Comparing average gene expression across all cells between responders and nonresponders in BCC, we found that MHC genes are overexpressed in responders, whereas heat shock protein (HSP) genes are overexpressed in nonresponders (Figure 1E). This is in line with current literature: reduced MHC-I expression is well-known to facilitate immune evasion (Šmahel, 2017); MHC-II expression is correlated with response to PD-1 blockade treatment (Rodig et al., 2018); and HSP genes are associated with tumor proliferation and metastasis (Ciocca and Calderwood, 2005). Merging both datasets, we find that the top differentially expressed genes (DEGs) for each cluster aligns with the marker genes used to identify them in (Yost et al., 2019) and (Steele et al., 2020) (Figure 1F, Methods). Furthermore, no significant difference was detected in the expression of top DEGs in each cluster, e.g. expression of CCL4, CCL5, and CD59 is similar between PDAC and BCC CD8+ effector T cells. However, wide discrepancies can be seen in the relative populations of different clusters between BCC responders, BCC nonresponders, and PDAC patients (Figure 1G). We find that BCC responders are more heavily represented amongst B cells and T cells, whereas BCC nonresponders have greater numbers of stromal, myeloid, and malignant cells, recapitulating previous analyses (Dollinger et al., 2020) (Yost et al., 2019). Meanwhile, PDAC tumors have very low numbers of B cells and T cells in comparison to all BCC tumors, but have much larger populations of macrophages and endothelial cells. This highlights the challenges of using immunotherapy in PDAC; it also justifies the comparison of two different cancers due to the similarities in cell population between non-responders in BCC and PDAC.

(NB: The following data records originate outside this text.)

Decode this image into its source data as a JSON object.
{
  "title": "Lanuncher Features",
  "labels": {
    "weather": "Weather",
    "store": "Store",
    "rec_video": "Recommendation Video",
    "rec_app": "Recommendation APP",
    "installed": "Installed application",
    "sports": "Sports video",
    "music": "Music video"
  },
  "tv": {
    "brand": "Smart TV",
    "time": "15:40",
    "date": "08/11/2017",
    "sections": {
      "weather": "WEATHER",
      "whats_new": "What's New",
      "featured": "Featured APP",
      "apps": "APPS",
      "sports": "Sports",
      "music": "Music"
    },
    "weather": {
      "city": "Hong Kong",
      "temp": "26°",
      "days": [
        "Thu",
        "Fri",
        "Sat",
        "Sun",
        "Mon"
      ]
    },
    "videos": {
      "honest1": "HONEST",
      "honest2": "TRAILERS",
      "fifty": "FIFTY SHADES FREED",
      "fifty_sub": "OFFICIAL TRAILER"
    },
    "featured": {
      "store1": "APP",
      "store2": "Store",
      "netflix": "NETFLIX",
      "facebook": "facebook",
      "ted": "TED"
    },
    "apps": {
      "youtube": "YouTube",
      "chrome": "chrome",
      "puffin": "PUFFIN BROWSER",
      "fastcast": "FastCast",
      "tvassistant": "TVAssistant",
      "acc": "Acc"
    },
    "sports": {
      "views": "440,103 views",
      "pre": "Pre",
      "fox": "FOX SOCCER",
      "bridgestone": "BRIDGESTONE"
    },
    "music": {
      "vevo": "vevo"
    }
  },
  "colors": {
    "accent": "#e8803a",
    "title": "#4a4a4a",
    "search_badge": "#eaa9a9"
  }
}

2.2 CD8+ T Cells Are More Active in BCC Than PDAC

One of the main functions of PD-1 blockade is to reinvigorate exhausted CD8+ T cells, leading to a stronger anti-tumor response and eventual tumor regression (Verma et al., 2019); thus, the altered function and composition of T cells is a primary suspect in the nonresponse of PDAC to immunotherapies. Due to the absence of data on PDAC responders, in this section we compare T cells in PDAC to those in BCC responders and nonresponders. Similarities in composition or gene expression between the T cells of PDAC and BCC nonresponders, as well as commonalities in the differences between BCC responders and nonresponders and the differences between BCC responders and PDAC, provide potential factors for further study.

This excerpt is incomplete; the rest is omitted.